There are four theories as to the origin of béchamel. One holds that when Catherine de Medici of Italy married King Henri II of France, her personal chefs followed her to France, introducing Italian cooking to the French court. Another story holds that béchamel was created by Duke Philippe de Mornay in the 1600s. He was also known to have been the creator of other mother sauces, like mornay, chasseur, lyonnaise, and porto. The third theory holds that béchamel was invented in the 17th century by a financier named Marquis Louis de Bechamel, who also became the chief steward of King Louis XIV. It is said that he created béchamel as he tried to come up with a different way to serve and eat dried food. The most popular story says that a chef of King Louis XIV named Francois Pierre de la Varenne invented the sauce. According to several authors, Varenne dedicated the sauce he invented to Bechamel, who was also working in the court of King Louis XIV.
Veloute
According to some researchers, veloute is just an adaptation of bechamel sauce because it is a white type of sauce. However, veloute differs because it is a stock-based sauce that can be made of chicken, veal, or fish stock, and butter and flour is used to thicken this sauce.
Espagnole
Like the story of béchamel, sauce espagnole was the product of an inter-kingdom marriage. When Anne of Spain was married to Louis XIII of France, she brought her personal cooks to help in the preparation of their wedding feast. The Spanish cooks insisted on adding Spanish tomatoes to the rich brown sauce of France. The collaboration produced a very successful product which was named after its creators.
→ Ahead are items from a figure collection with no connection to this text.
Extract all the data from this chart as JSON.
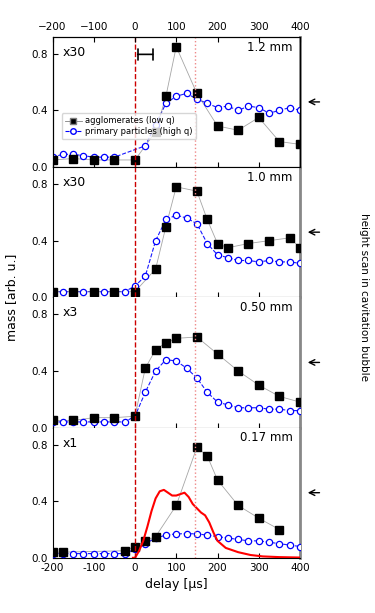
{
  "panels": [
    {
      "label": "1.2 mm",
      "multiplier": "x30",
      "sq_x": [
        -200,
        -150,
        -100,
        -50,
        0,
        50,
        75,
        100,
        150,
        200,
        250,
        300,
        350,
        400
      ],
      "sq_y": [
        0.05,
        0.06,
        0.05,
        0.05,
        0.05,
        0.25,
        0.5,
        0.85,
        0.52,
        0.29,
        0.26,
        0.35,
        0.18,
        0.16
      ],
      "ci_x": [
        -200,
        -175,
        -150,
        -125,
        -100,
        -75,
        -50,
        25,
        50,
        75,
        100,
        125,
        150,
        175,
        200,
        225,
        250,
        275,
        300,
        325,
        350,
        375,
        400
      ],
      "ci_y": [
        0.07,
        0.09,
        0.09,
        0.08,
        0.07,
        0.07,
        0.07,
        0.15,
        0.3,
        0.45,
        0.5,
        0.52,
        0.48,
        0.45,
        0.42,
        0.43,
        0.4,
        0.43,
        0.42,
        0.38,
        0.4,
        0.42,
        0.4
      ],
      "has_red_line": false,
      "ylim": [
        0.0,
        0.92
      ]
    },
    {
      "label": "1.0 mm",
      "multiplier": "x30",
      "sq_x": [
        -200,
        -150,
        -100,
        -50,
        0,
        50,
        75,
        100,
        150,
        175,
        200,
        225,
        275,
        325,
        375,
        400
      ],
      "sq_y": [
        0.04,
        0.04,
        0.04,
        0.04,
        0.04,
        0.2,
        0.5,
        0.78,
        0.75,
        0.55,
        0.38,
        0.35,
        0.38,
        0.4,
        0.42,
        0.35
      ],
      "ci_x": [
        -200,
        -175,
        -150,
        -125,
        -100,
        -75,
        -50,
        -25,
        0,
        25,
        50,
        75,
        100,
        125,
        150,
        175,
        200,
        225,
        250,
        275,
        300,
        325,
        350,
        375,
        400
      ],
      "ci_y": [
        0.04,
        0.04,
        0.04,
        0.04,
        0.04,
        0.04,
        0.04,
        0.04,
        0.08,
        0.15,
        0.4,
        0.55,
        0.58,
        0.56,
        0.52,
        0.38,
        0.3,
        0.28,
        0.26,
        0.26,
        0.25,
        0.26,
        0.25,
        0.25,
        0.24
      ],
      "has_red_line": false,
      "ylim": [
        0.0,
        0.92
      ]
    },
    {
      "label": "0.50 mm",
      "multiplier": "x3",
      "sq_x": [
        -200,
        -150,
        -100,
        -50,
        0,
        25,
        50,
        75,
        100,
        150,
        200,
        250,
        300,
        350,
        400
      ],
      "sq_y": [
        0.05,
        0.05,
        0.07,
        0.07,
        0.08,
        0.42,
        0.55,
        0.6,
        0.63,
        0.64,
        0.52,
        0.4,
        0.3,
        0.22,
        0.18
      ],
      "ci_x": [
        -200,
        -175,
        -150,
        -125,
        -100,
        -75,
        -50,
        -25,
        0,
        25,
        50,
        75,
        100,
        125,
        150,
        175,
        200,
        225,
        250,
        275,
        300,
        325,
        350,
        375,
        400
      ],
      "ci_y": [
        0.04,
        0.04,
        0.04,
        0.04,
        0.04,
        0.04,
        0.04,
        0.04,
        0.08,
        0.25,
        0.4,
        0.48,
        0.47,
        0.42,
        0.35,
        0.25,
        0.18,
        0.16,
        0.14,
        0.14,
        0.14,
        0.13,
        0.13,
        0.12,
        0.12
      ],
      "has_red_line": false,
      "ylim": [
        0.0,
        0.92
      ]
    },
    {
      "label": "0.17 mm",
      "multiplier": "x1",
      "sq_x": [
        -200,
        -175,
        -25,
        0,
        25,
        50,
        100,
        150,
        175,
        200,
        250,
        300,
        350
      ],
      "sq_y": [
        0.04,
        0.04,
        0.05,
        0.08,
        0.12,
        0.15,
        0.37,
        0.78,
        0.72,
        0.55,
        0.37,
        0.28,
        0.2
      ],
      "ci_x": [
        -200,
        -175,
        -150,
        -125,
        -100,
        -75,
        -50,
        -25,
        0,
        25,
        50,
        75,
        100,
        125,
        150,
        175,
        200,
        225,
        250,
        275,
        300,
        325,
        350,
        375,
        400
      ],
      "ci_y": [
        0.03,
        0.03,
        0.03,
        0.03,
        0.03,
        0.03,
        0.03,
        0.03,
        0.06,
        0.1,
        0.14,
        0.16,
        0.17,
        0.17,
        0.17,
        0.16,
        0.15,
        0.14,
        0.13,
        0.12,
        0.12,
        0.11,
        0.1,
        0.09,
        0.08
      ],
      "has_red_line": true,
      "red_x": [
        -5,
        0,
        10,
        20,
        30,
        40,
        50,
        60,
        70,
        80,
        90,
        100,
        110,
        120,
        130,
        140,
        150,
        160,
        170,
        180,
        190,
        200,
        220,
        250,
        280,
        310,
        350,
        400
      ],
      "red_y": [
        0.0,
        0.0,
        0.05,
        0.12,
        0.22,
        0.33,
        0.42,
        0.47,
        0.48,
        0.46,
        0.44,
        0.44,
        0.45,
        0.46,
        0.43,
        0.38,
        0.35,
        0.32,
        0.3,
        0.25,
        0.18,
        0.12,
        0.07,
        0.04,
        0.02,
        0.01,
        0.005,
        0.002
      ],
      "ylim": [
        0.0,
        0.92
      ]
    }
  ],
  "vline1": 0,
  "vline2": 145,
  "xlim": [
    -200,
    400
  ],
  "xticks": [
    -200,
    -100,
    0,
    100,
    200,
    300,
    400
  ],
  "xlabel": "delay [µs]",
  "ylabel": "mass [arb. u.]",
  "right_ylabel": "height scan in cavitation bubble",
  "sq_color": "black",
  "ci_color": "blue",
  "red_color": "red",
  "vline1_color": "#cc0000",
  "vline2_color": "#ee8888",
  "legend_labels": [
    "agglomerates (low q)",
    "primary particles (high q)"
  ]
}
Making sauce espagnole begins with the preparation of a very dark brown roux (flour and fat mixture), then it is mixed with veal stock. The mixture is then added to several kilos of beef bones and meat, several pounds of vegetables, and seasoning. From this basic sauce one can produce other sauces like africane, bigarade, bourguignonne, chamignons, charcutiere, chasseur, chevreuil, and so on.
Hollandaise
It was believed that sauce hollandaise was a variety of the earlier types of sauces brought by the Heugenots to France in the 17th Century. This sauce that was originally called sauce isigny uses butter and egg yolks as a binder. Hollandaise sauce is best served with vegetables, fish, and eggs.
Mayonnaise
Mayonnaise was invented due to the absence of cream when its creator was about to make a cream and egg sauce.
According to culinary writers, mayonnaise was created during a feast held to celebrate the French capture of a city in the Spanish isle of Minorca called Mahon in 1756. Duke Louis-Francois de Armand of Plessis de Richlieu’s personal chef thought of making a sauce out of cream and eggs, but when he went to the kitchen, he discovered that there was no cream available. The chef used olive oil instead and came up with a new kind of sauce.
There are several stories as to the origin of the word ‘mayonnaise’, but it is believed that mayonnaise was first called ‘mahonnaise’, derived from the name of the town Mahon. On the other hand, according to the Oxford English Dictionary, the sauce owes its name to a typographical error in an 1841 cookbook. But according to Careme, the word ‘mayonnaise’ was derived from the word ‘magnonaise’, which means ‘made by hand’ or ‘stirred’.
Mayonnaise is an emulsion of eggs, oil, vinegar or lemon juice, and seasoning. This sauce is widely used as a spread and a dressing.